Eric Rasmusen, [email protected]
1. Write down 3 possible topics for your term paper on an 8x11 piece of paper, together with a sentence or two about each one. At least one topic should be from the list at http://www.rasmusen.org/g492/topics.htm, but the other two may be (but need not be) of your own devising. For each topic, look up and read at least one information source on the Web or in the library. My intent is to have you do at least minimal research on each of the three topics, since that will help you know if there is any information out there at all. (For some topics, e.g., milk prices in Bloomington, you might not need library information-- but look anyway.) Include the information source's citation on your piece of paper. Bring your three topics and the references you found to our office meeting. At the meeting, you, I, and the other people at the meeting will discuss whether your topics are interesting and practical, and help you to narrow them down.
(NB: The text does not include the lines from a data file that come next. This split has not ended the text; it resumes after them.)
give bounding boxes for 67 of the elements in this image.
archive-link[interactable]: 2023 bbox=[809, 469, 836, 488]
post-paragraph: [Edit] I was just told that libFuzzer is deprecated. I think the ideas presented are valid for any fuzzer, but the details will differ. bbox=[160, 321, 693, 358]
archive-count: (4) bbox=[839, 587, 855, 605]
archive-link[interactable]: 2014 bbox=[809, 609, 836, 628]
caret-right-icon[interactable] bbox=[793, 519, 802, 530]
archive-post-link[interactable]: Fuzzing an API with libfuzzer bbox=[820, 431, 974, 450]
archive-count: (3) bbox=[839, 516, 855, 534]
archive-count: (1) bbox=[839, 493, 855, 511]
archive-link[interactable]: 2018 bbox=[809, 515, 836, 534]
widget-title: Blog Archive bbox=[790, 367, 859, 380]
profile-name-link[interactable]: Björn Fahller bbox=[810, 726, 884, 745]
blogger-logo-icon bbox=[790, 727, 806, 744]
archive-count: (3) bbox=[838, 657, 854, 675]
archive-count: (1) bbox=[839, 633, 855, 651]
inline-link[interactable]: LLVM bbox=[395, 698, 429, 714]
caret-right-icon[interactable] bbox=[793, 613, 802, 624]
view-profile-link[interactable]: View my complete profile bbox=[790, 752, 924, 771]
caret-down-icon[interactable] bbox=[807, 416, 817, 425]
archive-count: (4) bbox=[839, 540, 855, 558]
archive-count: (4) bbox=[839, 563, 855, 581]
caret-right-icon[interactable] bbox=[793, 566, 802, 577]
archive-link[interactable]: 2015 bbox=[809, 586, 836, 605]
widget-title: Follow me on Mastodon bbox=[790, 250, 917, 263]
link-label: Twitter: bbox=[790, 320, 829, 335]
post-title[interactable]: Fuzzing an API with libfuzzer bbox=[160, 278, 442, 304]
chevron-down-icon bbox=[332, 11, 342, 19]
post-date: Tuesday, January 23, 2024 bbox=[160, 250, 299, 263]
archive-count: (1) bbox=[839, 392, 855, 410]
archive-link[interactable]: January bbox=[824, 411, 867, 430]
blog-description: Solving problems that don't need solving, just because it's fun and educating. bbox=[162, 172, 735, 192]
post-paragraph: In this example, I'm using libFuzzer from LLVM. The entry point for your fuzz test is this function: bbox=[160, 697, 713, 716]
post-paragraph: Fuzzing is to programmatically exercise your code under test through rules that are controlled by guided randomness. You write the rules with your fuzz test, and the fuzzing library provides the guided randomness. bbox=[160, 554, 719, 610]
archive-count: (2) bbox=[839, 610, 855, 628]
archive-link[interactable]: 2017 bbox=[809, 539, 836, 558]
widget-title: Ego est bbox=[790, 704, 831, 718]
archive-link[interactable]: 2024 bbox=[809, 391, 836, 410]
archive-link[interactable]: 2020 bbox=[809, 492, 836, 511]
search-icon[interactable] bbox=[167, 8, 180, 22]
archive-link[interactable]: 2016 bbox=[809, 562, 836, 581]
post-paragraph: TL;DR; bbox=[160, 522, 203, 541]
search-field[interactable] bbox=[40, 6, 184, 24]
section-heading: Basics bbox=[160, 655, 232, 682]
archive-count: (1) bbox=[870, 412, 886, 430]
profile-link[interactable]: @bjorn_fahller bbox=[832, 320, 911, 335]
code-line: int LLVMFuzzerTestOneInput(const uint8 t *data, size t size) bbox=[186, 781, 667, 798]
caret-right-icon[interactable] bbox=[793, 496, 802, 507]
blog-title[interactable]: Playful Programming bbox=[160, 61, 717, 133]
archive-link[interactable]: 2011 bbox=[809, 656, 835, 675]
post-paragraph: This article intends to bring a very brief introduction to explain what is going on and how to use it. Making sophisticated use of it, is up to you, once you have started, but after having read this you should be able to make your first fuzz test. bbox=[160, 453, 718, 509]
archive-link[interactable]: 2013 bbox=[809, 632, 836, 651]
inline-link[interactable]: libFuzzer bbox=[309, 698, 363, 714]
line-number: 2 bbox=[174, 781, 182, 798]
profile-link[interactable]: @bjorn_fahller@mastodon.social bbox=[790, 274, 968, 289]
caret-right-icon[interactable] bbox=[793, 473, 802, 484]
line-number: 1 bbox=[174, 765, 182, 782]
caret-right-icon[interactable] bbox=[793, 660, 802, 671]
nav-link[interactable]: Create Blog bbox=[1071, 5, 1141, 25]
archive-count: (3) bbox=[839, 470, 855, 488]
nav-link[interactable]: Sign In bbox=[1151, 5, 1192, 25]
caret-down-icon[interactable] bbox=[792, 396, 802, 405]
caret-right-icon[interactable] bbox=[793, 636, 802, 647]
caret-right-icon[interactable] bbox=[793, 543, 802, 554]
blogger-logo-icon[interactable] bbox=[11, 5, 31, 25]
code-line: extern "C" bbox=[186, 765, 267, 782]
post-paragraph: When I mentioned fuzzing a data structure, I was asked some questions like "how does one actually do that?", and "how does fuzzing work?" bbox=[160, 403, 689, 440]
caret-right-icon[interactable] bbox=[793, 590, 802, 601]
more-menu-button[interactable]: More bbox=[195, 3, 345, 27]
Pick one definite topic for your project and start doing background work. Type up three pages (Times New Roman, 12pt font, double spaced) of background information that might serve as part of your paper's introductory section. Add to that a title page, including all the information listed in the writing instructions (which are also on the website) except leaving the abstract blank, and bring it to the office meeting.
Write up (a) a one-page outline for your paper and (b) a brief description of some quantitative analysis you might do. A description of the quantitative analysis is not the quantitative analysis itself. Rather, I'd like for you to think about what quantitative analysis would fit in the paper and write down some ideas. We'll discuss them at the office meeting. The outline will help you to visualize the flow of your research paper, and allow you to begin crafting the different sections of your paper. Save an electronic copy under a title starting with your last name like this: Jones.g492.outline.doc. Please submit your work by email and bring hardcopy to the office meeting.
For the first draft of the paper, I would like you to write 10 to 12 pages. To force you to think about all aspects of your paper, you should have at least three paragraphs written in each major section. You may, however, focus attention on one or two of the sections (of your choosing) to fulfill your page requirements.
Save an electronic copy as a Microsoft Word document and title it starting with your last name like this: Jones.g492.firstdraft.doc. Then email it to me. You do not have to have this ready for the office meeting--- email it to me by 11:55 p.m. Monday, March 22. You do not have to send me a paper copy. Do check off the items on the checklist at http://www.rasmusen.org/g492/checklist.doc.
Please rewrite one page from your draft, rewrite it again, and email to to me by 11:55 p.m. as an MS-Word document titled using this pattern:
I will edit it to show you how you can improve your writing.
s This is your last chance to get comments before submitting the final draft. The purpose of this meeting is to address any questions that might arise in making the final push towards finishing.